I was on a trip to the Netherlands in April of last year, after the release of the first perfume from January Scent Project, and I was thinking a great deal about what would come next. An idea had been brewing in my mind for a long while - something that was intensely green. I'd been hoping to see this green scent take shape by the time summer came along last year, and it did - slowly. In fact, extremely slowly. I was working in a rather painstaking manner: I'd come up with a basic concoction, make variations of it in little vials, and then test each of them later. Usually one or 2 would make the cut, and then I'd work from there. But this process can be exhausting, and before you know it, you've made an enormous formula that's grown deeper and deeper in complexity, but also having lost some of its initial power and punch. 

I worked through the summer, the autumn, took a break of two months and came back and looked at the endless notes I had from the last version. I decided to start again from the beginning, taking many cues from the process so far, but simplifying as much as possible where I could. No redundancies, no needless repetition of notes that were very similar. A few rounds of tweaking, and then - was this it? Finally, it all came together. Then in rapid succession, the other perfumes worked their way out and within just six weeks, the three perfumes came into being. It was satisfying to see it happen, but I think the long months of trial were needed for gestation, learning, and indeed smelling. 

On this journey toward understanding the construction of perfumes, it becomes clearer that creating perfume is an inexact science that relies on some very exact components. This interest flipping back and forth between the known and the unknown is extremely daunting at first, but then becomes fascinating. Here are some specifics that were amazing experiences:

Exercises in Longevity:

Perfume longevity is a goal, a bane, a difficulty, a desire. I've smelled materials that would delight the senses only to find that they evaporate and leave within an hour, and others that persist for days or more. Of course it's usually the deeper base notes that last longer, but in combination with other materials, longevity can be experimented with and expanded upon. 

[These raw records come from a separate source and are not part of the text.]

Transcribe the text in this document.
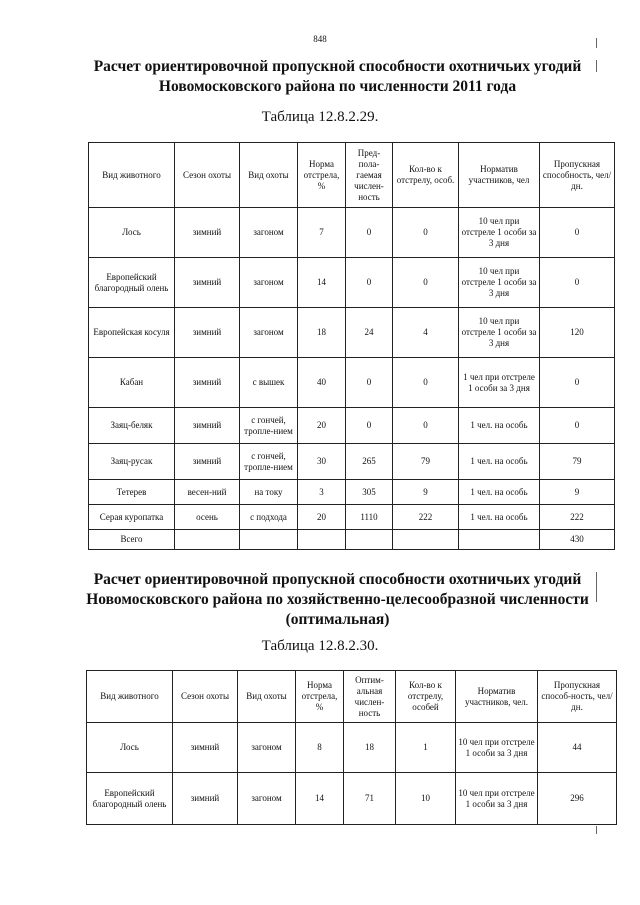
848
Расчет ориентировочной пропускной способности охотничьих угодий
Новомосковского района по численности 2011 года
Таблица 12.8.2.29.
Вид животного	Сезон охоты	Вид охоты	Норма отстрела, %	Пред-пола-гаемая числен-ность	Кол-во к отстрелу, особ.	Норматив участников, чел	Пропускная способность, чел/дн.
Лось	зимний	загоном	7	0	0	10 чел при отстреле 1 особи за 3 дня	0
Европейский благородный олень	зимний	загоном	14	0	0	10 чел при отстреле 1 особи за 3 дня	0
Европейская косуля	зимний	загоном	18	24	4	10 чел при отстреле 1 особи за 3 дня	120
Кабан	зимний	с вышек	40	0	0	1 чел при отстреле 1 особи за 3 дня	0
Заяц-беляк	зимний	с гончей, тропле-нием	20	0	0	1 чел. на особь	0
Заяц-русак	зимний	с гончей, тропле-нием	30	265	79	1 чел. на особь	79
Тетерев	весен-ний	на току	3	305	9	1 чел. на особь	9
Серая куропатка	осень	с подхода	20	1110	222	1 чел. на особь	222
Всего							430
Расчет ориентировочной пропускной способности охотничьих угодий
Новомосковского района по хозяйственно-целесообразной численности
(оптимальная)
Таблица 12.8.2.30.
Вид животного	Сезон охоты	Вид охоты	Норма отстрела, %	Оптим-альная числен-ность	Кол-во к отстрелу, особей	Норматив участников, чел.	Пропускная способ-ность, чел/дн.
Лось	зимний	загоном	8	18	1	10 чел при отстреле 1 особи за 3 дня	44
Европейский благородный олень	зимний	загоном	14	71	10	10 чел при отстреле 1 особи за 3 дня	296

I first thought that one must load up a perfume with the highest concentration of oils possible to achieve solid longevity in a scent, but this isn't always the case. High concentration certainly adds density and intensity, but the air and distribution that alcohol or another carrier adds creates diffusiveness, and that does contribute to the impression of a scent's longevity. In other words, scents which cannot rise off the skin at a steady rate are simply too dense to enjoy steady evaporation. There may be methods by which one can chemically (and mathematically) detect what is the best combination of components to take advantage of evaporation rates, but it can be experienced through sensation as well. Blotting, smelling, waiting, smelling again: I pushed one perfume as high as 35% in its concentration in order to get it to last longer, and it did, but in the process it had become overpowering. Learning to let the components breath and live well with each other is the key to longevity.